A fine Republican sentiment
From Theodore Roosevelt’s speech at the dedication of the new House Office Building on April 14, 1906, as quoted by Edmond Morris in Theodore Rex at 442:
It is important to this people to grapple with the problems connected with the amassing of enormous fortunes, and the use of those fortunes, both corporate and individual, in business. . . . No amount of charity in spending such fortunes in any way compensates for misconduct in making them. As a matter of personal conviction, and without pretending to discuss the details or formulate the system, I feel that we should ultimately have to consider the adoption of some such scheme as that of a progressive tax on all fortunes, beyond a certain amount, either given in life or devised or bequeathed upon the death of any individual—a tax so framed as to put it out of the power of the owner of one of these enormous fortunes to hand on more than a certain amount to any one individual.

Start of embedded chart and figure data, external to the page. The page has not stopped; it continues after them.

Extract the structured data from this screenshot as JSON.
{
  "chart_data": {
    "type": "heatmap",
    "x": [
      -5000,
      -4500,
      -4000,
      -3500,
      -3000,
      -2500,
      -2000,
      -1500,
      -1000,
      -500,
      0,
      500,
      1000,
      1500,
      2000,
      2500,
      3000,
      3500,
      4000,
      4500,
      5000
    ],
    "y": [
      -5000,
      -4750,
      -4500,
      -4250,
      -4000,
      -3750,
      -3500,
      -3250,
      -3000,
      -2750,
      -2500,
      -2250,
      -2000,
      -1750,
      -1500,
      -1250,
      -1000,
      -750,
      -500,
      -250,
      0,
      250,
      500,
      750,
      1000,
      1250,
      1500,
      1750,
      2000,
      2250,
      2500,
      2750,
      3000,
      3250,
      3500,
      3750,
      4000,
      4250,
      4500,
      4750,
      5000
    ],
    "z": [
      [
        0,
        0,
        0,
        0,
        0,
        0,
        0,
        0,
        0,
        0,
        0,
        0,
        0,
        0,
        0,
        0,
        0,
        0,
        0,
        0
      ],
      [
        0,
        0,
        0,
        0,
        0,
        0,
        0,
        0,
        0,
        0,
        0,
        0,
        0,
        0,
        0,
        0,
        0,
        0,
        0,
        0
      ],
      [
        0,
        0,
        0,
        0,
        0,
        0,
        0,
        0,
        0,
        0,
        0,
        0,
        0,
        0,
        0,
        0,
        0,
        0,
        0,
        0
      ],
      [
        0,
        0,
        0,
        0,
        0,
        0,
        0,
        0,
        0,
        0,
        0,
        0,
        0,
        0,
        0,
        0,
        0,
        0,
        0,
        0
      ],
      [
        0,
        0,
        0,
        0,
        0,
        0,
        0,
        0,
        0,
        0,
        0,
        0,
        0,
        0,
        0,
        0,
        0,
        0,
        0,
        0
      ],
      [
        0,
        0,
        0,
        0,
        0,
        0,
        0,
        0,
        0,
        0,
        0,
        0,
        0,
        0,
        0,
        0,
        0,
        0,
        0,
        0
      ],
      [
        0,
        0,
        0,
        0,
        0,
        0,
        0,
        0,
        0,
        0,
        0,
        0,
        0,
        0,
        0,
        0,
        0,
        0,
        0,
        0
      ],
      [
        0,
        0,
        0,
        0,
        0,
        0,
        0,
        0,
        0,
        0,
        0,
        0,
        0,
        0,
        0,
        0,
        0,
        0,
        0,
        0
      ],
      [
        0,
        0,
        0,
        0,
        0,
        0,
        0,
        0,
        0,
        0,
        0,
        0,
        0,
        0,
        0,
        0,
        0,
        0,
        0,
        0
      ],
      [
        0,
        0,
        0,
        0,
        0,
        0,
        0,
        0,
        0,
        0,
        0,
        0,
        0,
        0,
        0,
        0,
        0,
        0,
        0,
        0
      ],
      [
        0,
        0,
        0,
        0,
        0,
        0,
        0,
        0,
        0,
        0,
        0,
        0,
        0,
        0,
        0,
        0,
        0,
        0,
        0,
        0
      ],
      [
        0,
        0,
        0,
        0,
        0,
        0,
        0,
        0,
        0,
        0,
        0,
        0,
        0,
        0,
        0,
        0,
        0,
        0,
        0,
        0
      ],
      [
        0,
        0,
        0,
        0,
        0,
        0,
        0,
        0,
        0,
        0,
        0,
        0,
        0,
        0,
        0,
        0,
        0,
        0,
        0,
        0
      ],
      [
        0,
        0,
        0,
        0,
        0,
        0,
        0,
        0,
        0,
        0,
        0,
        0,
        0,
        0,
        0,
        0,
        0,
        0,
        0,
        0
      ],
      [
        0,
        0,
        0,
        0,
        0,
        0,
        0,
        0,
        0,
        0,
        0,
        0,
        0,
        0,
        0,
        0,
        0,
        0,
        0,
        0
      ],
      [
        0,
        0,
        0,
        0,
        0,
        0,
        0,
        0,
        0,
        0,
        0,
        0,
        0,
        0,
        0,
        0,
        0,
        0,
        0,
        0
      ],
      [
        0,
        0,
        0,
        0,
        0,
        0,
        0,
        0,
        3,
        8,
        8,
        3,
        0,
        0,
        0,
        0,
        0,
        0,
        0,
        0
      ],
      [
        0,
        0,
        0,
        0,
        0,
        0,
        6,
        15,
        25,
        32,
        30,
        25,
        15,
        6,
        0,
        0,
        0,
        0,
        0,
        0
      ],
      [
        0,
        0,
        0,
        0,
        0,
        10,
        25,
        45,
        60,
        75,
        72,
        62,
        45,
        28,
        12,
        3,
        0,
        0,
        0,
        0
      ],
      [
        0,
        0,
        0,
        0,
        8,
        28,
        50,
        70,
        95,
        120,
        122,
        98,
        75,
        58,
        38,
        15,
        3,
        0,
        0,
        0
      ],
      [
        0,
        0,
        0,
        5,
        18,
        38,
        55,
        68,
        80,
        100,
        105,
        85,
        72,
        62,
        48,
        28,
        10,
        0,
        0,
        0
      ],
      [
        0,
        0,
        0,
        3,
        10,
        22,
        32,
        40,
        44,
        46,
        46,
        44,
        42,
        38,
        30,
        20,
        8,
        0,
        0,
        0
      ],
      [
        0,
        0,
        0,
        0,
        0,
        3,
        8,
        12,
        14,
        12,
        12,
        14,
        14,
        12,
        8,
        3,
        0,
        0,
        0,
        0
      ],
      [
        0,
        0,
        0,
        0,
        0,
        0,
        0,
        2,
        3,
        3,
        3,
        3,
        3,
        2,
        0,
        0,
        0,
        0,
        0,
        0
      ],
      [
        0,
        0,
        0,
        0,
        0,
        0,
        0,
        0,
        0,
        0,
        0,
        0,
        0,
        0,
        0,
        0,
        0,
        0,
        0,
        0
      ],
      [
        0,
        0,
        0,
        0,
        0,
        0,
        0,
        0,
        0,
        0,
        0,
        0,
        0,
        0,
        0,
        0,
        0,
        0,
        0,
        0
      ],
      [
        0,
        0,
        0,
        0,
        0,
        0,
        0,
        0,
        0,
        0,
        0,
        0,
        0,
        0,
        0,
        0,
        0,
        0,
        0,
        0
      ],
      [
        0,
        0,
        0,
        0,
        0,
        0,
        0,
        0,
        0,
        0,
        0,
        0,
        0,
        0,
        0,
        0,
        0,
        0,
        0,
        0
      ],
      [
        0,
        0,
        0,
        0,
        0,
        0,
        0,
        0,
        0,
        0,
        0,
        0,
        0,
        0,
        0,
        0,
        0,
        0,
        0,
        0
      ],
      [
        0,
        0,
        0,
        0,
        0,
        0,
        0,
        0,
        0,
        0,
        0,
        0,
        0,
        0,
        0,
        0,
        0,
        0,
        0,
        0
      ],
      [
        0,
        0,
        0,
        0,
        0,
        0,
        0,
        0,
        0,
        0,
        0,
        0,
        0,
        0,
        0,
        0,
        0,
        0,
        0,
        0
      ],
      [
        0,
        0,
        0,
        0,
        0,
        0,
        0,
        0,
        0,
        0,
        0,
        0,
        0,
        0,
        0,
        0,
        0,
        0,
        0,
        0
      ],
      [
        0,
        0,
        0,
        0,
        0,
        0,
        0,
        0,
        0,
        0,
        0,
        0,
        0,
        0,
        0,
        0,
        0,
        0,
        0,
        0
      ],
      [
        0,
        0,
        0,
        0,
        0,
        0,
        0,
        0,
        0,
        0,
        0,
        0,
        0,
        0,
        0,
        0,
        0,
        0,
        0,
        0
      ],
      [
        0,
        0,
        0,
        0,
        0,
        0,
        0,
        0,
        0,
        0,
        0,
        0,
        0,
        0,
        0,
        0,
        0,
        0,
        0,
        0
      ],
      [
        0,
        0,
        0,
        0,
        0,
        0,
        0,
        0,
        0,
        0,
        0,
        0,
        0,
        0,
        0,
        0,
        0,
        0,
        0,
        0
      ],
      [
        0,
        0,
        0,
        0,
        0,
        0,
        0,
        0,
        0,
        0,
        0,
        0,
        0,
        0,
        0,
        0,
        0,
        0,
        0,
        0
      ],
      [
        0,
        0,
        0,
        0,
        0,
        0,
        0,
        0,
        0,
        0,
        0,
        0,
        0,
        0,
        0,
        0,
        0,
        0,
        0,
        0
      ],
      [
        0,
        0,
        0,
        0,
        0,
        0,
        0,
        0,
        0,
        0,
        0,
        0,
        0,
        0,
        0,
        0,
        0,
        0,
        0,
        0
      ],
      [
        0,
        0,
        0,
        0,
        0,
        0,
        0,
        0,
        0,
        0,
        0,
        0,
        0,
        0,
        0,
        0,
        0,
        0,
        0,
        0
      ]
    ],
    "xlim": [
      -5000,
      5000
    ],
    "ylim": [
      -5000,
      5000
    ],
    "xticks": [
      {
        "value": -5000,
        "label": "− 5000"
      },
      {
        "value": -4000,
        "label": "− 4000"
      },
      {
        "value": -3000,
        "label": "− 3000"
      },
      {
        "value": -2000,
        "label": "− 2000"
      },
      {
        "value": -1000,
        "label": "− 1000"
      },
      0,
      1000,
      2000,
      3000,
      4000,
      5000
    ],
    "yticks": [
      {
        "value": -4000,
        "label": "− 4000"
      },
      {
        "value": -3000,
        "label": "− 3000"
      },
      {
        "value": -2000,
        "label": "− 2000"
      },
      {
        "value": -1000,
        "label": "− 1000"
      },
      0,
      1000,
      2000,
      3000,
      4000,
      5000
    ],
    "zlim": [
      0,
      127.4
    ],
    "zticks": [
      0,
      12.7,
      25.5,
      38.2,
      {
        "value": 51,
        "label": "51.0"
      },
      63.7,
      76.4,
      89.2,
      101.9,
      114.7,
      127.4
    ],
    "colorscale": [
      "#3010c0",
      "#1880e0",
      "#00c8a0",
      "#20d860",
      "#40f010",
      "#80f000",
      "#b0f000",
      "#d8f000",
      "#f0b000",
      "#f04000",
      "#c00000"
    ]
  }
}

It's hard to imagine any President since Lyndon Johnson endorsing this idea. Oddly, this part of Roosevelt's speech was hardly noticed at the time because it seemed almost mild in the context of a very strong progressive movement led by William Jennings Bryan, Robert M. LaFollette, et al., the great media attention to the evil doings of corporate America (remember the muckrakers), and the perceived control that the uber-capitalists of the time had over State and federal governments.